Radio stations. Savvy planners create a radio station and produce interviews with speakers, event committee members and representatives of the host city.
Video FAQs. These produce a video that answers common questions and share it through social networking sites.
“I’m Attending” badges. Savvy planners create digital badges that attendees can embed on their Facebook pages. The badges can link to the event’s Website.
Are you prepared for a social media crisis?
In the event of one, Jay Baer and Amber Naslund, in The Now Revolution, recommend these eight steps:
Acknowledge the crisis. Right at the onset, let customers and social media onlookers know you’re not asleep at the wheel.
Fight fire with fire. It’s imperative to communicate through the vehicle where the crisis started. If it broke out on Twitter, respond first on Twitter.
Apologize. If you made a mistake and want the healing process to begin quickly, start with “We’re sorry.”
Create an FAQ. List the prominent inquiries about the crisis and provide your responses, even if you don’t have complete answers to every question. Update the document in real time.
Build a pressure-relief valve. Open your blog to comments and your Facebook page to discussions. Consider creating a dedicated discussion forum.
Know when to take it off line. Engage people who are extremely upset off line. You can usually reduce the toxicity.
Arm your army. Provide your team with the same information you provide the public. Often, communication professionals are so busy during a crisis they fail to keep employees in the loop.
Learn your lessons. Once the crisis has abated, document it, so you reconstruct and learn from your response.
Are you struggling to get new customers and keep old ones?
In his book The New Experts, adman Robert Bloom offers seven ways to build customer preference in a pitiless world where "buyers no longer care who they buy from."
Benefit. First and foremost, you must offer your customer an immediate, personal advantage that's different from the ones offered by competitors. It must be real and "cannot be something that the customer considers trivial."
Website. No matter your business, besides a benefit, an easy-to-use Website is today's single most powerful buying influence.
Likability.
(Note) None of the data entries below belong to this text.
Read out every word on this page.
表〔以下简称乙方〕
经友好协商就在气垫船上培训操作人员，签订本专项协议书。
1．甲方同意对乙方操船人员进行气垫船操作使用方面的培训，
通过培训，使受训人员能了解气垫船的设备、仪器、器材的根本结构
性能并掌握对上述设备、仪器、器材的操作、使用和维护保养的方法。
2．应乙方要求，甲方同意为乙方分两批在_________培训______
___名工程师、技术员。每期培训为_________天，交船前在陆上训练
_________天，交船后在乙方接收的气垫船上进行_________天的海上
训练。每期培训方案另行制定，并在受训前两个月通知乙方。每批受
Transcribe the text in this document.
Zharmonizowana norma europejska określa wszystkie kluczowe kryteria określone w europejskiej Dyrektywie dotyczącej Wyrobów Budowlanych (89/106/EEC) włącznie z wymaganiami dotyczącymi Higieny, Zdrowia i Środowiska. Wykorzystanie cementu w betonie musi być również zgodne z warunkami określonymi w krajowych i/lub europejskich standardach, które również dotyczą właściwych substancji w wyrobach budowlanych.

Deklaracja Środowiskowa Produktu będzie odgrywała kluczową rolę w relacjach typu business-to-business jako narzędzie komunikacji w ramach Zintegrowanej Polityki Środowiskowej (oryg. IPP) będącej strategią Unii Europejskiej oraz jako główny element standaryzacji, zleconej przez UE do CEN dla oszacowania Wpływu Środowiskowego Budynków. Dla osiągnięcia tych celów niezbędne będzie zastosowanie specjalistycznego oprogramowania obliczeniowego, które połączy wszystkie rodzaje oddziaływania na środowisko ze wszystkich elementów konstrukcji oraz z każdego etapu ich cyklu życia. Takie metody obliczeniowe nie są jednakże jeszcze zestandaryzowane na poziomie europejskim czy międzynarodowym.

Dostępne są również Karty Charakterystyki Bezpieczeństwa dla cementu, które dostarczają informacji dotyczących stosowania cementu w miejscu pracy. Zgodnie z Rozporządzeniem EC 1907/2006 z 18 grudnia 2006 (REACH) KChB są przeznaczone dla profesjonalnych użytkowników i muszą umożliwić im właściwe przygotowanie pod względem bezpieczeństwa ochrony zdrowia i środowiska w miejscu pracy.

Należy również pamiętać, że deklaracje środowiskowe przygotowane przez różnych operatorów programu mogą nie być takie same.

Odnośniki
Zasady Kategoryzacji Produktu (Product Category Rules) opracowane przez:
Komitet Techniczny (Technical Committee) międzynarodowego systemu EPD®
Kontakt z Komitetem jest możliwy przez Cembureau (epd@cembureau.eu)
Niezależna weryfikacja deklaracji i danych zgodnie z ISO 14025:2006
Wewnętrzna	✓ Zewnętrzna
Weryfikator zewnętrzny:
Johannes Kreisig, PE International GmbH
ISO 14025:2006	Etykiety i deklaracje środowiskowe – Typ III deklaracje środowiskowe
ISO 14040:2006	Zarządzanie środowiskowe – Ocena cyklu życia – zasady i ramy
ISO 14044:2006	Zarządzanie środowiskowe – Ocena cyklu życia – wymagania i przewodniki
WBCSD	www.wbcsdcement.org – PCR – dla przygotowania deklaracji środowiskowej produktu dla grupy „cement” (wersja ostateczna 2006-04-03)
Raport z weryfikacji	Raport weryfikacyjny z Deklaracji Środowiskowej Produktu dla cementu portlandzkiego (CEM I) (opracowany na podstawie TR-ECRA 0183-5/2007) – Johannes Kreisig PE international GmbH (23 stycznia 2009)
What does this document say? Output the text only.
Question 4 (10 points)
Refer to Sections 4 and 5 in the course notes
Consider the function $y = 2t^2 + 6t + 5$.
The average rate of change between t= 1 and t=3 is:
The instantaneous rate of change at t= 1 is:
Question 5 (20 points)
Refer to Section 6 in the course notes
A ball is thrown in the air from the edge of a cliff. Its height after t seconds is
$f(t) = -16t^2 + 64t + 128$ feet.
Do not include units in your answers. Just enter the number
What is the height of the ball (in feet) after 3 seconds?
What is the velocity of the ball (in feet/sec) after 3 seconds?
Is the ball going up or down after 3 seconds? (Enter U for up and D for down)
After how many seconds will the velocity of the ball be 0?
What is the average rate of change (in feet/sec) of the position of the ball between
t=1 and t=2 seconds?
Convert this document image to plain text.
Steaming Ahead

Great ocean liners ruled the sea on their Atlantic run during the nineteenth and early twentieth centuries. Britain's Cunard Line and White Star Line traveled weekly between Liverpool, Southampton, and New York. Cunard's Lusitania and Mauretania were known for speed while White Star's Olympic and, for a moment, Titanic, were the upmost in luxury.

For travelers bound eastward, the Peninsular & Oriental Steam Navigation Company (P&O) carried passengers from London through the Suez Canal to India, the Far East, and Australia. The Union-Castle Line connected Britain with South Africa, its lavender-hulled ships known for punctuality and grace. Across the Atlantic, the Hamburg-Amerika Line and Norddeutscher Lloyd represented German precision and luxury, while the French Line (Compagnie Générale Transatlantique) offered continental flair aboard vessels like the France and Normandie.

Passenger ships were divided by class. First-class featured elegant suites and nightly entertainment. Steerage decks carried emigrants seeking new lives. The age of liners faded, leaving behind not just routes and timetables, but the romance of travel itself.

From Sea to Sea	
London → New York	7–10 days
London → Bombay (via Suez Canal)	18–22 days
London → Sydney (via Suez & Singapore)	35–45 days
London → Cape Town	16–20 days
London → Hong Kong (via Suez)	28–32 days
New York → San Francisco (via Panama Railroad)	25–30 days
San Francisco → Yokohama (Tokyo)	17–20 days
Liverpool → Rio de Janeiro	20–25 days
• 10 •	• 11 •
As salespeople know, customer preference is also about likability. Customers seldom buy from someone they can't stand.
Trust. One of the most powerful buying influences, trust (unlike likability) takes time and sincerity to build.
Guarantee. Warranties provide a form of trust, but the key to them is simplicity. Complex guarantees backfire.
Best option. Customer preference can stem from a tiny detail that makes your business the best choice. You're always on time. You're always courteous. Your'e always neat. You're always cheerful.
Brand. Preference can boil down to what your brand says about your customer. "I feel respected as a client." "I feel good when I buy green." "I feel elegant when I shop there."
Now for the best news: it isn't easy, but any organization, of any size, "can create customer preference with big ideas and small ones."